Among them: Pivar’s litigious history — a record that includes 13 lawsuits he has filed in the last two decades — and a troubled past with New York’s major auction houses. A month after suing McFadden this summer, Pivar filed a $6 billion lawsuit against Sotheby’s over the company’s refusal to work with him.

» READ MORE: A stolen Kiss: the tale of a missing statue, an heiress, and a flea market vendor

As for Epstein, McFadden maintains that Pivar’s public association with the financier also drove his willingness to sell at any cost to whoever was willing to buy from him.

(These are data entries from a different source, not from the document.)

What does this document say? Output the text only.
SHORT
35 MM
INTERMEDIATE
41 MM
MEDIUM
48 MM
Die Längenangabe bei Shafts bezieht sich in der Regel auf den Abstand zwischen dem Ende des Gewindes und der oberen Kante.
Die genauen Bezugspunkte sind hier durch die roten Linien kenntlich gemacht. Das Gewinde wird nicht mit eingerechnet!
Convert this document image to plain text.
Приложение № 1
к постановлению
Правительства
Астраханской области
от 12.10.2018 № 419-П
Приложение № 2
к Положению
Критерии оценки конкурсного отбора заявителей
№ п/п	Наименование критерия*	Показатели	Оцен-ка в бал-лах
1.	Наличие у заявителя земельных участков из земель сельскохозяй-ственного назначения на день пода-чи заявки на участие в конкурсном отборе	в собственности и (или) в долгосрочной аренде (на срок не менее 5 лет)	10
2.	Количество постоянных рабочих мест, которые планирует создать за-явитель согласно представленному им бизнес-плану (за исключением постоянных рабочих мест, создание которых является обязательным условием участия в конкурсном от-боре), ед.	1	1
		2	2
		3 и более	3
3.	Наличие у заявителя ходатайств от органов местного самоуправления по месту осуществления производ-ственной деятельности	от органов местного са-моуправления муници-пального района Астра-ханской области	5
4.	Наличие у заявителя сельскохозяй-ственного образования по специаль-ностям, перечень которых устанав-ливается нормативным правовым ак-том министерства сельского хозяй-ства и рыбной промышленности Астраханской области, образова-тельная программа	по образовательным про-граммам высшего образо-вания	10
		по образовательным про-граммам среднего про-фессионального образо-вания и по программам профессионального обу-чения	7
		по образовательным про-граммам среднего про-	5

Although the Brancusi transaction occurred months before Epstein’s July arrest mired him in scandal, Pivar has made no effort since to hide his affection for the man — or his opinion of the financier’s accusers

In an interview with Mother Jones magazine in August, Pivar described Epstein as “profoundly sick,” but insisted he knew nothing about his crimes. He mused that perhaps they weren’t as close as he thought because he never received an invitation to what Pivar described as Epstein’s “Isle of Babes,” an apparent reference to the private island in the Caribbean where the financier is alleged to have sexually assaulted underage girls.

“If Jeffrey Epstein was found guilty of fooling around with one 16-year-old trollop, nobody would pay any attention,” Pivar told the magazine. “What Jeffrey did is nothing in comparison to the rapes and the forceful things which people did. Jeffrey had to do with a bunch of women who were totally complicit.”

Asked Thursday whether he believed his association with Epstein had any effect on his ability to sell his art, Pivar declined to comment, saying he expected to file his response to McFadden’s claims in court.